Le futur très lointain n’annonce ici ni utopie – dans le sens d’une possibilité plus grande de bonheur pour tous – ni catastrophe où l’univers s’effondrerait dans le chaos et le néant définitif. Plutôt la prolongation de ce que nous vivons par cycles de paix et de conflits. Et son extension à peine imaginable puisque l’humanité s’est multipliée dans d’innombrables mondes.
Un ingénieur qui voit grand
Ne demandons pas à l’œuvre ce qu’elle ne peut offrir dans les limites de son rationalisme. À coup sûr pas une vision eschatologique de l’humanité : il n’y a pas de projet divin. L’existence de l’univers est un fait à prendre comme tel. Inutile de s’interroger sur ses fins dernières, ni sur ses origines. Ce questionnement est à chercher chez d’autres écrivains qui ont pratiqué le roman d’anticipation – domaine qui englobe la science-fiction, par exemple chez Werfel (L’étoile de ceux qui ne sont pas nés) ou Döblin (Montagnes, mers et géants). Faut-il voir en Asimov un novateur ? Il ne l’est pas dans la forme de ses récits qui reprennent des procédés éprouvés sans se démarquer vraiment de ceux de Theodore Sturgeon ou de Philip K. Dick, mais il leur donne une ampleur exceptionnelle, une organisation et une structuration solides. Dans les divers cycles il pratique d’abondance le dialogue serré, l’appareillage ingénieux de l’intrigue avec ses relances et, comme dans le roman policier, l’art du suspense à travers des confrontations en forme de parties d’échecs dont l’issue est décisive. On ne peut guère parler non plus d’innovation dans le choix des thèmes, qui, en gros, sont traditionnels dans le genre, traités notamment par Sturgeon ou Arthur C. Clarke, que ce soit le voyage spatial, les robots ou les capacités supramentales.
Asimov prophète et visionnaire ? Sans doute l’œuvre est-elle plus le produit d’une construction que d’une vision spontanée. Asimov est dans son genre un étonnant bâtisseur, aux larges vues à la fois dans le monde qu’il imagine et dans sa mise en œuvre littéraire. Elle s’ouvre cependant sur des perspectives possibles, voire vraisemblables, non seulement dans l’exploration de l’espace à partir de nos sauts de puce et dans le développement de pouvoirs psychiques reconnus aujourd’hui encore avec réticence, mais dans une projection de la connaissance. À preuve cette science nouvelle sur laquelle est bâti le cycle de Fondation : la « psychohistoire », qui emprunte aux mathématiques et à la psychologie des masses pour interroger, voire déterminer le futur.

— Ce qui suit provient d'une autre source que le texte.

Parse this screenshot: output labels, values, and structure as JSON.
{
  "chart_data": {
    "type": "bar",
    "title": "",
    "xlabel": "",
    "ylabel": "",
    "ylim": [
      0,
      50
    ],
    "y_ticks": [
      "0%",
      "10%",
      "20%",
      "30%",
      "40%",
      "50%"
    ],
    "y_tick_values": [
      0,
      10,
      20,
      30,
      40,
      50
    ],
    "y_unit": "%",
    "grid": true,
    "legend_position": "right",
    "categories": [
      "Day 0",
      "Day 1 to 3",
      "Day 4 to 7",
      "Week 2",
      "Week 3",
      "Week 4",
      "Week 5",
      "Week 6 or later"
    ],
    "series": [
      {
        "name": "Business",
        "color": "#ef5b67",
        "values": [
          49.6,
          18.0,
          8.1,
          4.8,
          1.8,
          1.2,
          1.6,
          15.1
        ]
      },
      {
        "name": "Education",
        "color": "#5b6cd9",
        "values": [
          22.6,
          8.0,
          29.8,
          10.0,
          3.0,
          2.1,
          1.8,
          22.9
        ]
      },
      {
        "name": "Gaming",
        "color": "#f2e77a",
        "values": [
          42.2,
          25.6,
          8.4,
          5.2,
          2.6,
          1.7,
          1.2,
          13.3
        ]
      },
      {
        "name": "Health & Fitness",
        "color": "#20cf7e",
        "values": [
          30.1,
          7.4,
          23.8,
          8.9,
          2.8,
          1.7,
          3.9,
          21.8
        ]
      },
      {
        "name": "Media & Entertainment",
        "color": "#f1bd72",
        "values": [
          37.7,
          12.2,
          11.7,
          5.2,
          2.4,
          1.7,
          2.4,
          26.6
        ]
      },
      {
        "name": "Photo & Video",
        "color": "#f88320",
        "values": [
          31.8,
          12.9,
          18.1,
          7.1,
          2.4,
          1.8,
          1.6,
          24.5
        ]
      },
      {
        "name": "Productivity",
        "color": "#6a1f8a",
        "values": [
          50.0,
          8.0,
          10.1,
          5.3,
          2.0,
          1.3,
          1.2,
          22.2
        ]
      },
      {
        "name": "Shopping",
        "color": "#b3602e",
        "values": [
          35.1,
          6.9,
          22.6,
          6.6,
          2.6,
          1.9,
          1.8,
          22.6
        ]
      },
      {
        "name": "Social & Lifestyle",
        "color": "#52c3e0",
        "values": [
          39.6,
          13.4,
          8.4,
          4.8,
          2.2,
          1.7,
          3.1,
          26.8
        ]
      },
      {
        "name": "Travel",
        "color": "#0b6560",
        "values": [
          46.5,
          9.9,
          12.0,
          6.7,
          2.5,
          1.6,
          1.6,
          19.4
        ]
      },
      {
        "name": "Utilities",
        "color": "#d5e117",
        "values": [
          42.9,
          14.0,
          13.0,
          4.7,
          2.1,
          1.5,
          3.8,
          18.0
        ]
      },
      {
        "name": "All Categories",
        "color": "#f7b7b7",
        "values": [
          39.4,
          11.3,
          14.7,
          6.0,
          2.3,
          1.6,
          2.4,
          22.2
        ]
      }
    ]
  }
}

L’œuvre dans son ensemble constitue un vaste roman d’aventures qui bourgeonne en épisodes et personnages multiples. Parlons (en forçant un peu…) d’épopée cosmique avec ses inspirateurs, ses héros et ses félons, ses luttes, ses chocs de civilisations. Mais une épopée que n’emporte pas le lyrisme : son mouvement est d’un autre ordre. Pour trouver aux aventures spatiales du futur une « aura » poétique, un sentiment d’inquiétante étrangeté, il faut regarder du côté de Bradbury, de C. S. Lewis, de Stanislas Lem. L’œuvre d’Asimov étonne et tient en haleine plus qu’elle n’émeut ou fait rêver, et elle alerte. Face aux abîmes de l’espace et du temps, elle s’interroge sur la maîtrise à laquelle peut parvenir l’homme, sur sa propre évolution, les formes que prendra l’humanité, ses progrès et l’éthique qui en est inséparable, sur son aptitude à résister, à innover et à se rajeunir.